I knew it was time to get some help. My primary care physician had just retired, and I was on a waiting list for a new physician, so I went to my local urgent care. I told them that I’d been bitten and that I had started feeling the symptoms of what I thought was Lyme disease. They put me on a short course of Doxycycline and told me to come back in two weeks.
Two weeks later, I was still feeling terrible, so they decided to do some blood work. The results showed no signs of Lyme disease, but that I tested slightly positive for Lupus. The doctor referred me to a rheumatologist, and I was devastated to think I had this terrible autoimmune disease. Call it women’s intuition, but in my heart, I just didn’t believe I had Lupus, so I decided to do some Googling on Lyme disease.

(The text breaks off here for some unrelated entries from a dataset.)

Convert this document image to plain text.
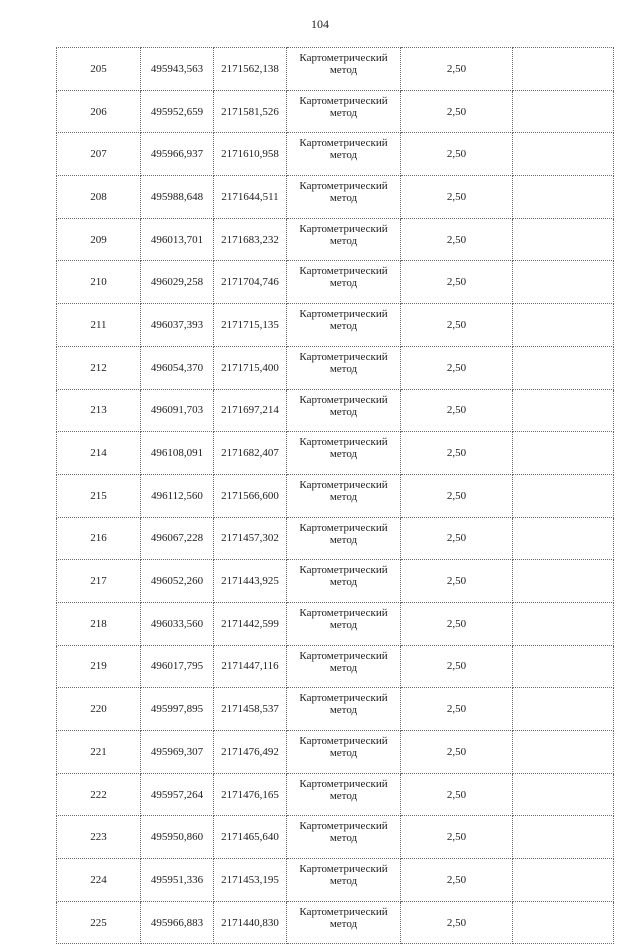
104
205	495943,563	2171562,138	Картометрический
метод	2,50	
206	495952,659	2171581,526	Картометрический
метод	2,50	
207	495966,937	2171610,958	Картометрический
метод	2,50	
208	495988,648	2171644,511	Картометрический
метод	2,50	
209	496013,701	2171683,232	Картометрический
метод	2,50	
210	496029,258	2171704,746	Картометрический
метод	2,50	
211	496037,393	2171715,135	Картометрический
метод	2,50	
212	496054,370	2171715,400	Картометрический
метод	2,50	
213	496091,703	2171697,214	Картометрический
метод	2,50	
214	496108,091	2171682,407	Картометрический
метод	2,50	
215	496112,560	2171566,600	Картометрический
метод	2,50	
216	496067,228	2171457,302	Картометрический
метод	2,50	
217	496052,260	2171443,925	Картометрический
метод	2,50	
218	496033,560	2171442,599	Картометрический
метод	2,50	
219	496017,795	2171447,116	Картометрический
метод	2,50	
220	495997,895	2171458,537	Картометрический
метод	2,50	
221	495969,307	2171476,492	Картометрический
метод	2,50	
222	495957,264	2171476,165	Картометрический
метод	2,50	
223	495950,860	2171465,640	Картометрический
метод	2,50	
224	495951,336	2171453,195	Картометрический
метод	2,50	
225	495966,883	2171440,830	Картометрический
метод	2,50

What I found was that Lyme disease is often called “the great imitator” because it “hides” in your body and masquerades as all kinds of other ailments, including Lupus. While doing this research, a friend referred me to a website that sold something called Lyme Aid, a homeopathic herbal product that used teasel root, a tall, flowering, spiky plant. I figured I had nothing to lose, so I purchased it and used it as directed.
Lo and behold, the Lyme Aid worked and my symptoms let up. I called urgent care to ask them to cancel the appointment with the rheumatologist. The nurse was actually angry at me, and said “I don’t know why you want me to cancel – you’re just going to end up at his office a month from now”. But she was wrong.
By the time I had my first appointment with my new doctor, my Lyme symptoms were gone. Just to be safe, she put me on another course of Doxycycline, this time the proper course and dosage for tick-borne diseases, and she was both interested in and amused by my self-advocacy. ;)
I’m thankful for my experience with Lyme disease because it taught me to be my own health advocate, trust my intuition, and try natural remedies. Since then I have become a big believer in natural solutions and have personally witnessed the power of green smoothies, good nutrition, a good laugh, probiotics, “super foods”, water, water, water, meditation + prayer, yoga, and daily exercise.